Criando o hábito da leitura

Recentemente, algumas pessoas me perguntaram como eu conseguia ler tantos livros dispondo de tempo tão escasso. Eu sempre respondo que gosto de ler em todo tempo disponível. Parei para pensar melhor e percebi que não é bem assim. Eu realmente costumo ler nas horas vagas, mas nessas mesmas horas vagas também assisto TV, vou ao shopping, namoro, ouço música, navego na internet… Tenho, então, que tentar explicar melhor.
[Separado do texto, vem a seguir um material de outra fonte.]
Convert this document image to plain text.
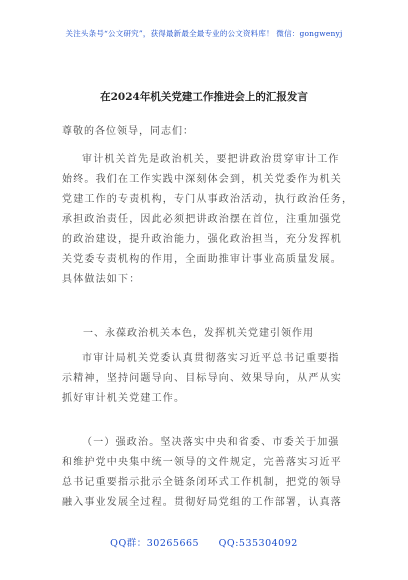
关注头条号“公文研究”，获得最新最全最专业的公文资料库！ 微信：gongwenyj
在2024年机关党建工作推进会上的汇报发言
尊敬的各位领导，同志们：
审计机关首先是政治机关，要把讲政治贯穿审计工作
始终。我们在工作实践中深刻体会到，机关党委作为机关
党建工作的专责机构，专门从事政治活动，执行政治任务，
承担政治责任，因此必须把讲政治摆在首位，注重加强党
的政治建设，提升政治能力，强化政治担当，充分发挥机
关党委专责机构的作用，全面助推审计事业高质量发展。
具体做法如下：
一、永葆政治机关本色，发挥机关党建引领作用
市审计局机关党委认真贯彻落实习近平总书记重要指
示精神，坚持问题导向、目标导向、效果导向，从严从实
抓好审计机关党建工作。
（一）强政治。坚决落实中央和省委、市委关于加强
和维护党中央集中统一领导的文件规定，完善落实习近平
总书记重要指示批示全链条闭环式工作机制，把党的领导
融入事业发展全过程。贯彻好局党组的工作部署，认真落
QQ群：30265665 QQ:535304092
A mais forte razão para que mantenha um ritmo regular de leitura é o fato de sempre ter gostado de ler, desde a infância. Também gosto de estudar, o que amplia o leque de livros que me interessam. Ou seja, ler e estudar sempre foram fontes de alegria para mim. Contudo, tenha alguns hábitos que favorecem à inclusão da leitura em minha rotina diária, que, já digo, não é nem um pouco folgada:

  1. Mantenho um grande volume de livros interessantes à minha disposição, de modo a nunca estar “sem nada para ler”. Muito pelo contrário, reconheço não ser capaz de dar vazão ao ritmo de crescimento de minha biblioteca.
  2. Busco escolher livros de estilos e temas variados. Gosto de conhecer novos escritores e de incluir livros que tratem de assuntos fora do meu cotidiano. Vale tudo: romances, biografias, livros sobre filosofia, história, física quântica, matemática…
  3. Tenho uma boa luminária na cabeceira da cama e leio absolutamente todos os dias antes de dormir. Não importa que eu vá dormir tarde, que tenha tomado duas ou três taças de vinho, o que seja… Nessas noites de “farra”, leio ao menos cinco páginas (algumas vezes tenho de relê-las no dia seguinte, mas não importa. Faz parte da rotina). Já durante a semana, costumo vou deitar cedo (sempre antes das dez) e leio cerca de trinta páginas antes de dormir.
  4. Não mantenho televisão nos quartos. Ou seja, o aconchego da cama não está associado a uma tela transmitindo novelas ou outros programas.
  5. Dormindo cedo, também acordo muito cedo – às vezes antes das cinco da manhã. Fico lendo até as seis horas, quando levanto e me preparo para a academia (mens sana in corpore sano). Considero esse o melhor horário para ler, pois estou descansada e posso aproveitar o silêncio da madrugada.
  6. Durante o dia, não tenho como ler nada que não esteja relacionado ao trabalho, exceto se tiver, por acaso, marcado alguma consulta médica. Também aproveito as idas ao cabeleireiro. Nesses casos, levo meu livro e fujo das revistas de fofocas e programas de televisão.
  7. No final de semana, reservo algum tempo para ler, mas não muito. Na verdade, nesses dias estou sempre muito ocupada com outros interesses, inclusive escrever para o blog. Ainda assim, mantenho a leitura antes de dormir, mesmo que apenas cinco páginas.
  8. Como acontece quando descobrimos uma nova série de TV no Netflix, também mergulho numa espécie de maratona e sigo um ritmo mais intenso, quando estou com um livro especialmente interessante. Exemplos de livros que recentemente deflagraram essa febre? “A sombra do vento” de Carlos Ruiz Zafon, “O pintassilgo”, de Donna Tartt, “Tempo é dinheiro”, de Lionel Shriver, “Como curar um fanático”, de Amós Oz.
  9. Além de marcar, anotar, sublinhar os meus livros, registro algumas ideias num moleskine. No Kindle, uso o bloco de notas e guardo diversos trechos que destaquei nos livros.
  10. Além de minha mãe, tenho alguns amigos que compartilham meu gosto pela literatura, com os quais costumo comentar e recomendar (ou não) os últimos livros. Trocamos informações, opiniões e dicas sobre novos autores.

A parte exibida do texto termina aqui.